Тем временем снова прозвенел звонок, и мы с Нарусэ спустились на первый этаж, в аудиторию. Следующей была лекция по филологии профессора Фудзиока Кацудзи. Остальные студенты пришли заранее и заняли места поближе к кафедре. А такие лентяи, как мы, всегда приходили последними и садились за стол в самом углу. В то утро мы, как всегда, до самого звонка проболтались в коридоре второго этажа, откуда открывался прекрасный вид на окрестности. Лекции профессора Фудзиока по филологии имели право на существование уже хотя бы потому, что профессор обладал прекрасно поставленным звучным голосом и пересыпал свои лекции оригинальными шутками. Правда, я, как человек, от рождения лишенный филологического мышления, сказал бы несколько по-иному: только поэтому они и имели право на существование. Вот почему и сегодня то делая записи, то прекращая их, я с интересом слушал изобиловавшую интересными подробностями лекцию о Максе Мюллере.

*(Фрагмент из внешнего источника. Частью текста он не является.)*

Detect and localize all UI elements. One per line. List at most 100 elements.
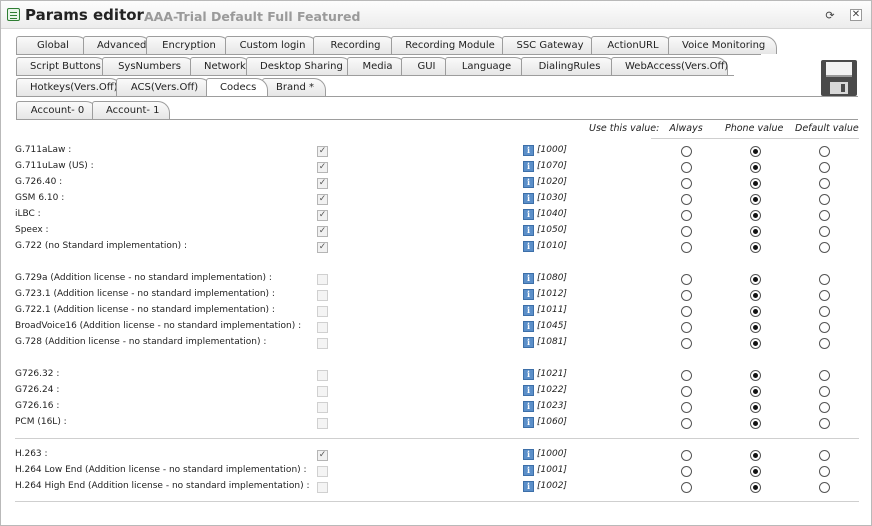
phone-radio[interactable] bbox=[750, 162, 761, 173]
default-radio[interactable] bbox=[819, 178, 830, 189]
info-icon[interactable]: i bbox=[523, 273, 534, 284]
tab-gui[interactable]: GUI bbox=[401, 57, 451, 75]
phone-radio[interactable] bbox=[750, 290, 761, 301]
phone-radio[interactable] bbox=[750, 386, 761, 397]
tab-brand[interactable]: Brand * bbox=[262, 78, 326, 96]
tab-custom-login[interactable]: Custom login bbox=[225, 36, 319, 54]
info-icon[interactable]: i bbox=[523, 193, 534, 204]
default-radio[interactable] bbox=[819, 418, 830, 429]
codec-enabled-checkbox[interactable] bbox=[317, 402, 328, 413]
info-icon[interactable]: i bbox=[523, 209, 534, 220]
tab-recording-module[interactable]: Recording Module bbox=[391, 36, 508, 54]
codec-enabled-checkbox[interactable]: ✓ bbox=[317, 242, 328, 253]
phone-radio[interactable] bbox=[750, 338, 761, 349]
phone-radio[interactable] bbox=[750, 402, 761, 413]
default-radio[interactable] bbox=[819, 370, 830, 381]
codec-enabled-checkbox[interactable] bbox=[317, 386, 328, 397]
always-radio[interactable] bbox=[681, 306, 692, 317]
tab-recording[interactable]: Recording bbox=[313, 36, 397, 54]
codec-enabled-checkbox[interactable]: ✓ bbox=[317, 450, 328, 461]
phone-radio[interactable] bbox=[750, 242, 761, 253]
phone-radio[interactable] bbox=[750, 146, 761, 157]
always-radio[interactable] bbox=[681, 450, 692, 461]
phone-radio[interactable] bbox=[750, 194, 761, 205]
info-icon[interactable]: i bbox=[523, 321, 534, 332]
info-icon[interactable]: i bbox=[523, 305, 534, 316]
tab-webaccess-vers-off[interactable]: WebAccess(Vers.Off) bbox=[611, 57, 728, 75]
always-radio[interactable] bbox=[681, 146, 692, 157]
tab-acs-vers-off[interactable]: ACS(Vers.Off) bbox=[116, 78, 212, 96]
account-tab-account-0[interactable]: Account- 0 bbox=[16, 101, 98, 119]
codec-enabled-checkbox[interactable]: ✓ bbox=[317, 178, 328, 189]
always-radio[interactable] bbox=[681, 178, 692, 189]
default-radio[interactable] bbox=[819, 194, 830, 205]
always-radio[interactable] bbox=[681, 210, 692, 221]
always-radio[interactable] bbox=[681, 466, 692, 477]
phone-radio[interactable] bbox=[750, 418, 761, 429]
tab-dialingrules[interactable]: DialingRules bbox=[521, 57, 617, 75]
phone-radio[interactable] bbox=[750, 210, 761, 221]
default-radio[interactable] bbox=[819, 322, 830, 333]
default-radio[interactable] bbox=[819, 242, 830, 253]
codec-enabled-checkbox[interactable]: ✓ bbox=[317, 194, 328, 205]
close-icon[interactable]: ✕ bbox=[850, 9, 862, 21]
always-radio[interactable] bbox=[681, 418, 692, 429]
phone-radio[interactable] bbox=[750, 370, 761, 381]
tab-network[interactable]: Network bbox=[190, 57, 252, 75]
always-radio[interactable] bbox=[681, 370, 692, 381]
info-icon[interactable]: i bbox=[523, 337, 534, 348]
always-radio[interactable] bbox=[681, 226, 692, 237]
default-radio[interactable] bbox=[819, 466, 830, 477]
info-icon[interactable]: i bbox=[523, 465, 534, 476]
tab-advanced[interactable]: Advanced bbox=[83, 36, 152, 54]
info-icon[interactable]: i bbox=[523, 449, 534, 460]
phone-radio[interactable] bbox=[750, 306, 761, 317]
codec-enabled-checkbox[interactable] bbox=[317, 274, 328, 285]
default-radio[interactable] bbox=[819, 386, 830, 397]
info-icon[interactable]: i bbox=[523, 145, 534, 156]
default-radio[interactable] bbox=[819, 210, 830, 221]
codec-enabled-checkbox[interactable] bbox=[317, 290, 328, 301]
codec-enabled-checkbox[interactable] bbox=[317, 338, 328, 349]
tab-sysnumbers[interactable]: SysNumbers bbox=[102, 57, 196, 75]
codec-enabled-checkbox[interactable] bbox=[317, 418, 328, 429]
always-radio[interactable] bbox=[681, 482, 692, 493]
account-tab-account-1[interactable]: Account- 1 bbox=[92, 101, 170, 119]
codec-enabled-checkbox[interactable] bbox=[317, 482, 328, 493]
tab-desktop-sharing[interactable]: Desktop Sharing bbox=[246, 57, 353, 75]
refresh-icon[interactable]: ⟳ bbox=[823, 8, 837, 22]
phone-radio[interactable] bbox=[750, 482, 761, 493]
always-radio[interactable] bbox=[681, 338, 692, 349]
default-radio[interactable] bbox=[819, 146, 830, 157]
info-icon[interactable]: i bbox=[523, 177, 534, 188]
phone-radio[interactable] bbox=[750, 450, 761, 461]
default-radio[interactable] bbox=[819, 290, 830, 301]
always-radio[interactable] bbox=[681, 290, 692, 301]
default-radio[interactable] bbox=[819, 274, 830, 285]
phone-radio[interactable] bbox=[750, 322, 761, 333]
tab-language[interactable]: Language bbox=[445, 57, 527, 75]
phone-radio[interactable] bbox=[750, 466, 761, 477]
codec-enabled-checkbox[interactable] bbox=[317, 370, 328, 381]
phone-radio[interactable] bbox=[750, 274, 761, 285]
codec-enabled-checkbox[interactable] bbox=[317, 306, 328, 317]
tab-hotkeys-vers-off[interactable]: Hotkeys(Vers.Off) bbox=[16, 78, 122, 96]
tab-global[interactable]: Global bbox=[16, 36, 89, 54]
phone-radio[interactable] bbox=[750, 226, 761, 237]
info-icon[interactable]: i bbox=[523, 225, 534, 236]
default-radio[interactable] bbox=[819, 162, 830, 173]
always-radio[interactable] bbox=[681, 322, 692, 333]
info-icon[interactable]: i bbox=[523, 385, 534, 396]
phone-radio[interactable] bbox=[750, 178, 761, 189]
tab-script-buttons[interactable]: Script Buttons bbox=[16, 57, 108, 75]
tab-ssc-gateway[interactable]: SSC Gateway bbox=[502, 36, 597, 54]
codec-enabled-checkbox[interactable] bbox=[317, 322, 328, 333]
codec-enabled-checkbox[interactable]: ✓ bbox=[317, 226, 328, 237]
always-radio[interactable] bbox=[681, 274, 692, 285]
default-radio[interactable] bbox=[819, 306, 830, 317]
tab-actionurl[interactable]: ActionURL bbox=[591, 36, 674, 54]
tab-encryption[interactable]: Encryption bbox=[146, 36, 231, 54]
codec-enabled-checkbox[interactable]: ✓ bbox=[317, 146, 328, 157]
default-radio[interactable] bbox=[819, 450, 830, 461]
info-icon[interactable]: i bbox=[523, 481, 534, 492]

Передо мной сидел студент с длинными волосами. Иногда он откидывал голову назад, и его волосы шуршали по моим записям, словно подметая их. Я даже не знал имени этого человека, и вплоть до сегодняшнего дня у меня все не было случая спросить, с какой целью он отрастил себе такую шевелюру. Во всяком случае, именно на этой лекции по филологии я сделал открытие, что его прическа, может быть, и совпадала с его личными эстетическими потребностями, но вступала в противоречие с практическими потребностями других. Но поскольку, к счастью, моя практическая потребность в слушании этой лекции была не столь настоятельна, я не записывал те места лекции, во время которых мне мешали его волосы. В промежутках, когда мне они не мешали, я вместо записей рисовал картинки. К несчастью, прозвенел звонок, а я не успел и наполовину зарисовать профиль сидевшего напротив потрясающего франта. Этот звонок, извещавший об окончании лекции, одновременно означал, что наступил полдень.